RESTful API subresource pattern

In designing a RESTful API, the following call gives us basic information on user 123 (first name, last name, etc):
/api/users/123
We have a lot of information on users so we make additional calls to get subresources on a user like their cart:
/api/users/123/cart
For an admin page we would like to see all the cart information for all the users. A big table listing each user and some details about their cart. Obviously we don't want to make a separate API call for each user (tons of requests). How would this be done using RESTful API patterns?
/api/carts/users came to mind but then you'd in theory have 2 ways to get a specific user's cart by going /api/carts/users/123.
This is generally solved by adding a deref capability to your REST server. Assuming the response from your user looks like:
{
...
cartId: "12345",
...
}
you could add a simple dereference by passing in the query string "&deref=cart" (or however you setup your syntax.)
This still leaves the problem of making a request per user. I'd posit there are two ways to generally do this. The first would be with a multiget type of resource (see [1] for an example). The problem with this approach is you must know all of the IDs and handle paging yourself. The second (which I believe is better) is to implement an index endpoint to your user resource. Indexing allows you to query a resource (generally via a query string such as firstName=X or whatever else you want to sort on.) Then you should implement basic paging so you're not passing around massive amounts of data. There are tons of examples of paging, but the simplest would be to specify a number (count=20) a start token (since=X) and a sort order (sort=-createdAt).

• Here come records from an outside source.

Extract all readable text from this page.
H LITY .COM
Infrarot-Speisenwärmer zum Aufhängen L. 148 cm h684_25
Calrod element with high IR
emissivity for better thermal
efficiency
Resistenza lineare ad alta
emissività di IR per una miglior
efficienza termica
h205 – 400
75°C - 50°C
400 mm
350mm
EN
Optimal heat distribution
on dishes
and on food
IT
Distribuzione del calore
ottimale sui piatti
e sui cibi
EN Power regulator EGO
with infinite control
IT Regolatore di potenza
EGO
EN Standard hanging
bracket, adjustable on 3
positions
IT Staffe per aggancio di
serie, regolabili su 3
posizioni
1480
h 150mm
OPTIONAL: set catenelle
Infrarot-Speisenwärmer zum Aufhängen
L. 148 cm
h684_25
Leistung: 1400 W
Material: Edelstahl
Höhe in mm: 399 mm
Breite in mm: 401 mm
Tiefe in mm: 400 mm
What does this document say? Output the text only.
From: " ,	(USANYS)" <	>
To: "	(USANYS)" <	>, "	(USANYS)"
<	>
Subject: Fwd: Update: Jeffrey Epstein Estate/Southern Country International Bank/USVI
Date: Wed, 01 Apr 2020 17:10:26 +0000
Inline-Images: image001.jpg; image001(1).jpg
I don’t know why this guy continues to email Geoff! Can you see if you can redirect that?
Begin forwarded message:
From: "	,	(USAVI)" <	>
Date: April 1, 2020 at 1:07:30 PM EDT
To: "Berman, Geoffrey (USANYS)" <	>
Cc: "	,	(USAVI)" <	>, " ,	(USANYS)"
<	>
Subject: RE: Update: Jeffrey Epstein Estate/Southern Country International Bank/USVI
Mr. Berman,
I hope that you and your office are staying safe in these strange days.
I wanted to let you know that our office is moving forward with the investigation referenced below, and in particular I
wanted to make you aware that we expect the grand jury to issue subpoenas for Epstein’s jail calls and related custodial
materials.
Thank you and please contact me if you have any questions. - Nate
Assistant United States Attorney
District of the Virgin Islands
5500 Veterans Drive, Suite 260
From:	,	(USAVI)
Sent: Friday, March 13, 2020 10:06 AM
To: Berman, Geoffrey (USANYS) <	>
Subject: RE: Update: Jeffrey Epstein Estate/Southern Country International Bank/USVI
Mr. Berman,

These implementations allow you to then ask for all users and their carts by iterating on the index endpoint. You might find this helpful as a starting point for paging [2].
[1] - How to construct a REST API that takes an array of id's for the resources
[2] - Pagination in a REST web application
For some reason I was under the assumption that having 2 URIs to the same resource was a bad thing. In my situation /api/users/123/cart and /api/carts/users/123 would return the same data. Through more research I've learned from countless sources that it's acceptable to have multiple URIs to the same resource if it makes sense to the end user.
In my case I probably wont expose /api/carts/users/123, but I'm planning on using /api/carts/users with some query parameters to return a subset of carts in the system. Similarly, I'm going to have /api/carts/orgs to search org carts.
A really good site I found with examples and clear explanations was the REST API Tutorial. I hope this helps others with planning their API URIs.